Mukasey's election on Thursday by 53 to 40 votes was split mosty on party lines. Democrats opposed him due to his resistance to declare simulated drowning unlawful.
He has been appointed as the country's chief law enforcement officer after his predecessor Alberto Gonzales resigned under pressure in September.
Gonzales had been critcised as a political tool of the Bush government.
Mitch McConnell, the senate Republican leader, defended Mukasey, saying: "Tonight, a clear bipartisan majority of the US senate voted to confirm Judge Mukasey because he is one of the most qualified candidates ever nominated to the position of attorney general".
Mukasey had been given initial support from senators who saw him as a fair and independent-minded nominee.
But the former judge was criticsed after he told the senate judiciary committee at his confirmation hearing last month that torture violated the US constitution, but he was unsure if waterboarding was unlawful.

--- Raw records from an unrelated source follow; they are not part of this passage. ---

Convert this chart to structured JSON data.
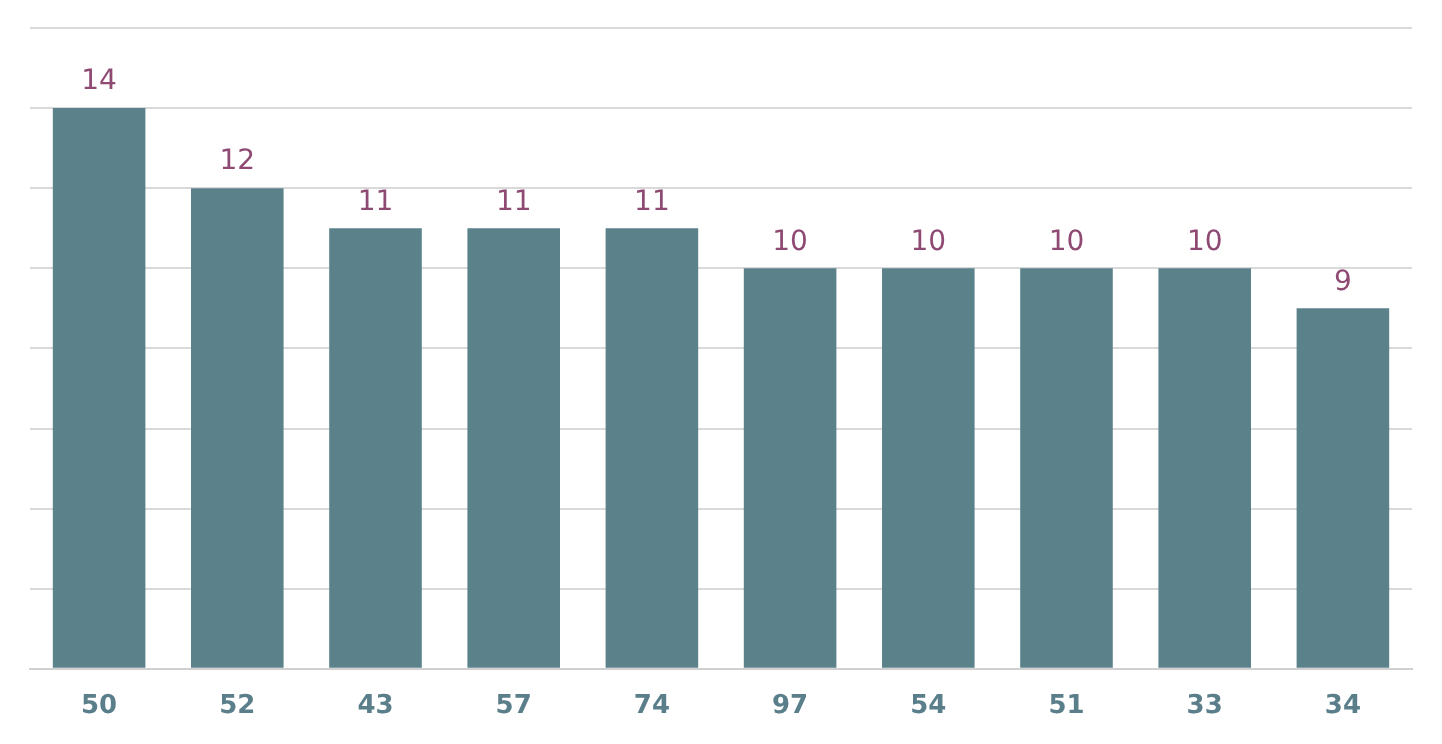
{
  "chart_data": {
    "type": "bar",
    "categories": [
      "50",
      "52",
      "43",
      "57",
      "74",
      "97",
      "54",
      "51",
      "33",
      "34"
    ],
    "values": [
      14,
      12,
      11,
      11,
      11,
      10,
      10,
      10,
      10,
      9
    ],
    "color": "#5b828b",
    "ylim": [
      0,
      16
    ],
    "yticks": [
      {
        "value": 0,
        "label": null
      },
      {
        "value": 2,
        "label": null
      },
      {
        "value": 4,
        "label": null
      },
      {
        "value": 6,
        "label": null
      },
      {
        "value": 8,
        "label": null
      },
      {
        "value": 10,
        "label": null
      },
      {
        "value": 12,
        "label": null
      },
      {
        "value": 14,
        "label": null
      },
      {
        "value": 16,
        "label": null
      }
    ],
    "grid": "y",
    "tick_labels": "x",
    "data_labels": true,
    "legend": false
  }
}
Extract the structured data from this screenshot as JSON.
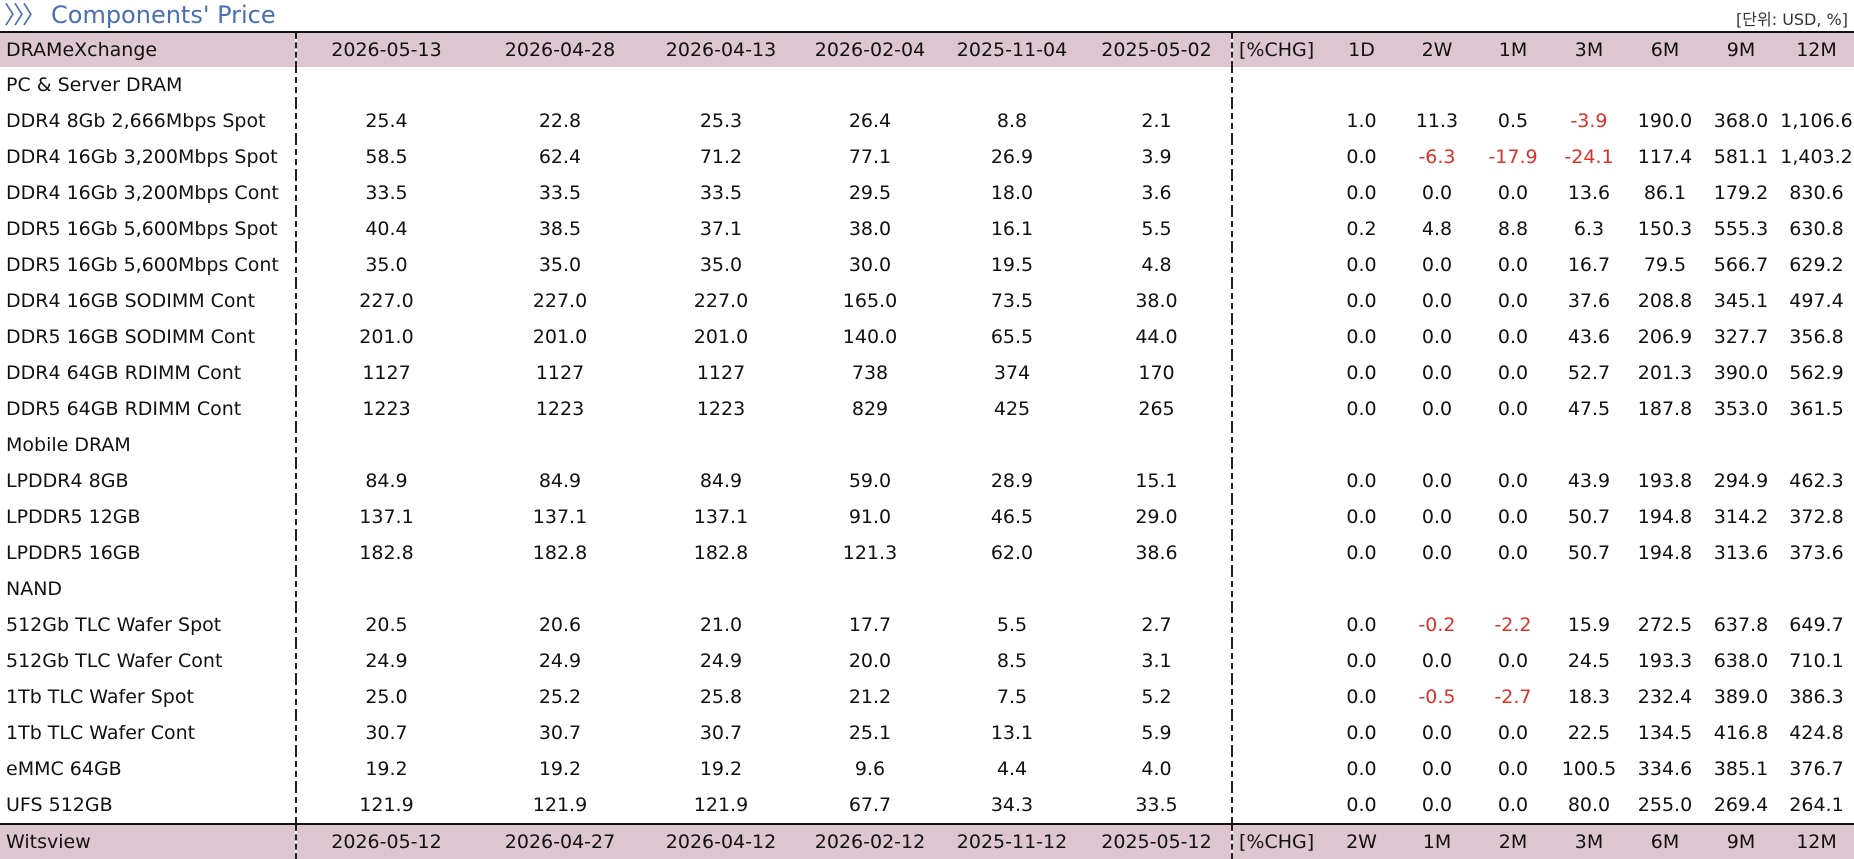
{
  "title": "Components' Price",
  "unit": "[단위: USD, %]",
  "header": {
    "source": "DRAMeXchange",
    "dates": [
      "2026-05-13",
      "2026-04-28",
      "2026-04-13",
      "2026-02-04",
      "2025-11-04",
      "2025-05-02"
    ],
    "chg_label": "[%CHG]",
    "periods": [
      "1D",
      "2W",
      "1M",
      "3M",
      "6M",
      "9M",
      "12M"
    ]
  },
  "sections": [
    {
      "name": "PC & Server DRAM",
      "rows": [
        {
          "item": "DDR4 8Gb 2,666Mbps Spot",
          "prices": [
            "25.4",
            "22.8",
            "25.3",
            "26.4",
            "8.8",
            "2.1"
          ],
          "changes": [
            "1.0",
            "11.3",
            "0.5",
            "-3.9",
            "190.0",
            "368.0",
            "1,106.6"
          ]
        },
        {
          "item": "DDR4 16Gb 3,200Mbps Spot",
          "prices": [
            "58.5",
            "62.4",
            "71.2",
            "77.1",
            "26.9",
            "3.9"
          ],
          "changes": [
            "0.0",
            "-6.3",
            "-17.9",
            "-24.1",
            "117.4",
            "581.1",
            "1,403.2"
          ]
        },
        {
          "item": "DDR4 16Gb 3,200Mbps Cont",
          "prices": [
            "33.5",
            "33.5",
            "33.5",
            "29.5",
            "18.0",
            "3.6"
          ],
          "changes": [
            "0.0",
            "0.0",
            "0.0",
            "13.6",
            "86.1",
            "179.2",
            "830.6"
          ]
        },
        {
          "item": "DDR5 16Gb 5,600Mbps Spot",
          "prices": [
            "40.4",
            "38.5",
            "37.1",
            "38.0",
            "16.1",
            "5.5"
          ],
          "changes": [
            "0.2",
            "4.8",
            "8.8",
            "6.3",
            "150.3",
            "555.3",
            "630.8"
          ]
        },
        {
          "item": "DDR5 16Gb 5,600Mbps Cont",
          "prices": [
            "35.0",
            "35.0",
            "35.0",
            "30.0",
            "19.5",
            "4.8"
          ],
          "changes": [
            "0.0",
            "0.0",
            "0.0",
            "16.7",
            "79.5",
            "566.7",
            "629.2"
          ]
        },
        {
          "item": "DDR4 16GB SODIMM Cont",
          "prices": [
            "227.0",
            "227.0",
            "227.0",
            "165.0",
            "73.5",
            "38.0"
          ],
          "changes": [
            "0.0",
            "0.0",
            "0.0",
            "37.6",
            "208.8",
            "345.1",
            "497.4"
          ]
        },
        {
          "item": "DDR5 16GB SODIMM Cont",
          "prices": [
            "201.0",
            "201.0",
            "201.0",
            "140.0",
            "65.5",
            "44.0"
          ],
          "changes": [
            "0.0",
            "0.0",
            "0.0",
            "43.6",
            "206.9",
            "327.7",
            "356.8"
          ]
        },
        {
          "item": "DDR4 64GB RDIMM Cont",
          "prices": [
            "1127",
            "1127",
            "1127",
            "738",
            "374",
            "170"
          ],
          "changes": [
            "0.0",
            "0.0",
            "0.0",
            "52.7",
            "201.3",
            "390.0",
            "562.9"
          ]
        },
        {
          "item": "DDR5 64GB RDIMM Cont",
          "prices": [
            "1223",
            "1223",
            "1223",
            "829",
            "425",
            "265"
          ],
          "changes": [
            "0.0",
            "0.0",
            "0.0",
            "47.5",
            "187.8",
            "353.0",
            "361.5"
          ]
        }
      ]
    },
    {
      "name": "Mobile DRAM",
      "rows": [
        {
          "item": "LPDDR4 8GB",
          "prices": [
            "84.9",
            "84.9",
            "84.9",
            "59.0",
            "28.9",
            "15.1"
          ],
          "changes": [
            "0.0",
            "0.0",
            "0.0",
            "43.9",
            "193.8",
            "294.9",
            "462.3"
          ]
        },
        {
          "item": "LPDDR5 12GB",
          "prices": [
            "137.1",
            "137.1",
            "137.1",
            "91.0",
            "46.5",
            "29.0"
          ],
          "changes": [
            "0.0",
            "0.0",
            "0.0",
            "50.7",
            "194.8",
            "314.2",
            "372.8"
          ]
        },
        {
          "item": "LPDDR5 16GB",
          "prices": [
            "182.8",
            "182.8",
            "182.8",
            "121.3",
            "62.0",
            "38.6"
          ],
          "changes": [
            "0.0",
            "0.0",
            "0.0",
            "50.7",
            "194.8",
            "313.6",
            "373.6"
          ]
        }
      ]
    },
    {
      "name": "NAND",
      "rows": [
        {
          "item": "512Gb TLC Wafer Spot",
          "prices": [
            "20.5",
            "20.6",
            "21.0",
            "17.7",
            "5.5",
            "2.7"
          ],
          "changes": [
            "0.0",
            "-0.2",
            "-2.2",
            "15.9",
            "272.5",
            "637.8",
            "649.7"
          ]
        },
        {
          "item": "512Gb TLC Wafer Cont",
          "prices": [
            "24.9",
            "24.9",
            "24.9",
            "20.0",
            "8.5",
            "3.1"
          ],
          "changes": [
            "0.0",
            "0.0",
            "0.0",
            "24.5",
            "193.3",
            "638.0",
            "710.1"
          ]
        },
        {
          "item": "1Tb TLC Wafer Spot",
          "prices": [
            "25.0",
            "25.2",
            "25.8",
            "21.2",
            "7.5",
            "5.2"
          ],
          "changes": [
            "0.0",
            "-0.5",
            "-2.7",
            "18.3",
            "232.4",
            "389.0",
            "386.3"
          ]
        },
        {
          "item": "1Tb TLC Wafer Cont",
          "prices": [
            "30.7",
            "30.7",
            "30.7",
            "25.1",
            "13.1",
            "5.9"
          ],
          "changes": [
            "0.0",
            "0.0",
            "0.0",
            "22.5",
            "134.5",
            "416.8",
            "424.8"
          ]
        },
        {
          "item": "eMMC 64GB",
          "prices": [
            "19.2",
            "19.2",
            "19.2",
            "9.6",
            "4.4",
            "4.0"
          ],
          "changes": [
            "0.0",
            "0.0",
            "0.0",
            "100.5",
            "334.6",
            "385.1",
            "376.7"
          ]
        },
        {
          "item": "UFS 512GB",
          "prices": [
            "121.9",
            "121.9",
            "121.9",
            "67.7",
            "34.3",
            "33.5"
          ],
          "changes": [
            "0.0",
            "0.0",
            "0.0",
            "80.0",
            "255.0",
            "269.4",
            "264.1"
          ]
        }
      ]
    }
  ],
  "footer": {
    "source": "Witsview",
    "dates": [
      "2026-05-12",
      "2026-04-27",
      "2026-04-12",
      "2026-02-12",
      "2025-11-12",
      "2025-05-12"
    ],
    "chg_label": "[%CHG]",
    "periods": [
      "2W",
      "1M",
      "2M",
      "3M",
      "6M",
      "9M",
      "12M"
    ]
  }
}
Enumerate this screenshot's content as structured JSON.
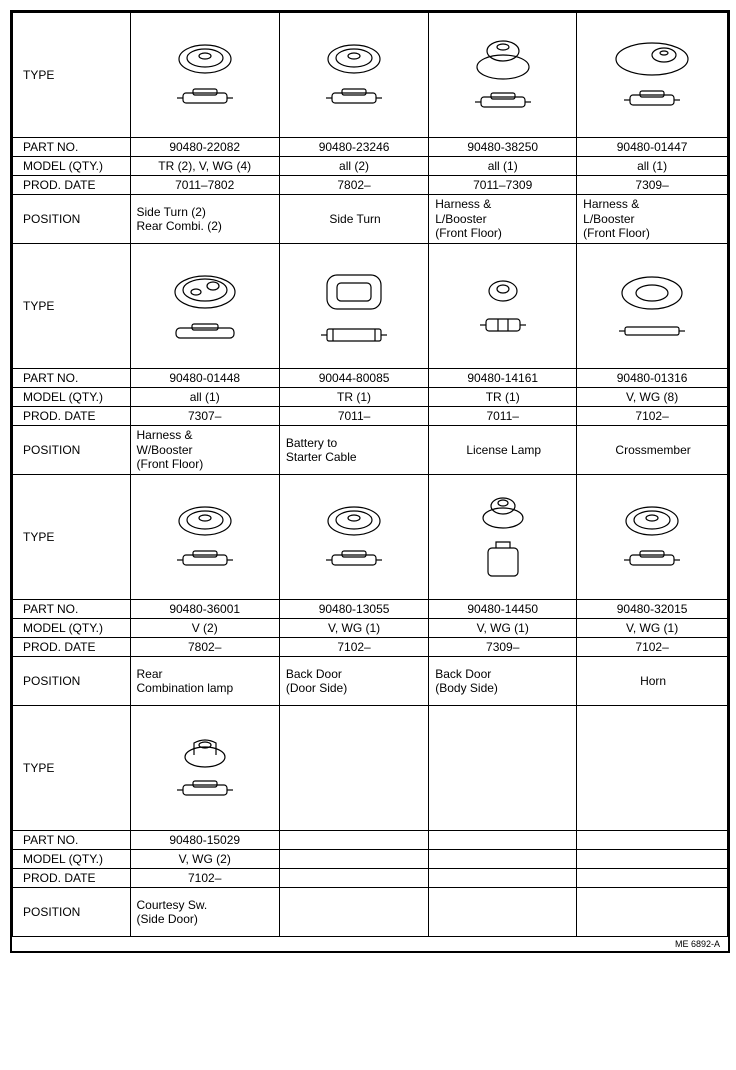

In a follow-up letter Mukasey said that he finds waterboarding "repugnant", but would be unable to determine its legality until he examined classified US interrogation policies.
Harry Reid, the senate Democratic leader, expressed doubts concerning Mukasey: "Judge Mukasey's answer to the waterboarding question was important in itself, but it also raised for me serious doubts about whether he is prepared to be the truly independent voice that the justice department so desperately needs.
"If he cannot stand up to the president on such a question of profound importance with a clear legal answer, how can we be sure that he would be more than just another mouthpiece for an administration that treasures secrecy and loyalty above all?" Reid asked.
Mukasey's confirmation promises included the enforcement of any new laws that specifically bans waterboarding.